Lombards Survive as a Distinct People?

Looking at the old Migration period Germanic peoples that streamed into Western Europe of them really only the Franks have more or less 'survived' with a second running to the Angle/Saxons. Those groups like Lombards became absorbed into much larger states or assimilated to the point where they were not the distinct group in Europe.

So how can we have the Lombards survive as a distinct group from the Italians (maybe even absorb some Italians)?
 
There's a theory they did, and that one of Bolzano's Germanic languages is a descendant of Lombardic, but it's probably not true.

I can see them survive to s longer degree and thus assimilating a few areas if they all become Chalcedonian early on and strike a deal with the Byzantines.
 
The Franks didn't really survive, did they? They were assimilated into the Romance-speaking peoples of France, aside from those who stayed closer to their originally homeland where modern Franconian dialects are spoken. In the latter case, few Franconian speakers maintain a Franconian identity, while one could argue continuity between the early Saxons and modern Saxony, or the Bavarii and Bavaria, the Suebi and Swabia, or the Thuringii and Thuringia. The Frisians, Danes, and Swedes all survived, too, of course.
 
What needs to happen is for the Lombards to have an area where there are more Lombards that Italians, an area where one need to be able to speak Lombardish. Then have that area slowly grow.
 
The Franks didn't really survive, did they? They were assimilated into the Romance-speaking peoples of France, aside from those who stayed closer to their originally homeland where modern Franconian dialects are spoken. In the latter case, few Franconian speakers maintain a Franconian identity, while one could argue continuity between the early Saxons and modern Saxony, or the Bavarii and Bavaria, the Suebi and Swabia, or the Thuringii and Thuringia. The Frisians, Danes, and Swedes all survived, too, of course.
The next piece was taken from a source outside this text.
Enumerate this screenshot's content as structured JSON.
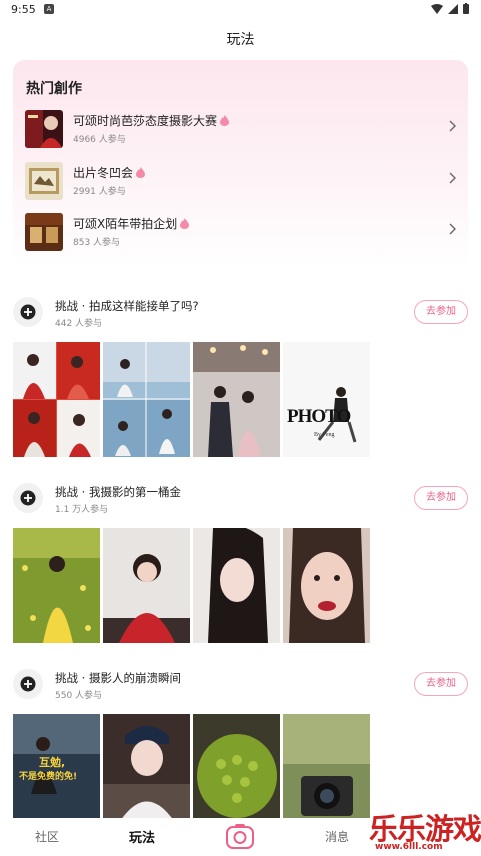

You partially answered it, however Dutch is descended from (Germanic) Frankish too. Ironically, the fact that those other tribes didn't initially become dominant might have helped too preserve their identity. Frankish culture might have at some point have become the norm in certain areas and after that the fact that the Franks were split politically and also culturally (Germanic-Romance split) didn't help either. Still the Franks left their mark on France, Germany and the Low Countries.

Saxony is interesting though, the early Saxons and modern Lower Saxony might share something, but modern Saxony originally had a Thuringian heritage.

Still apart from nearby border and/or thinly populated provinces, all the Germanic tribes (many started out as federations of smaller tribes), which settled the more developed and densely populated regions didn't eventually survive; however that process often took centuries.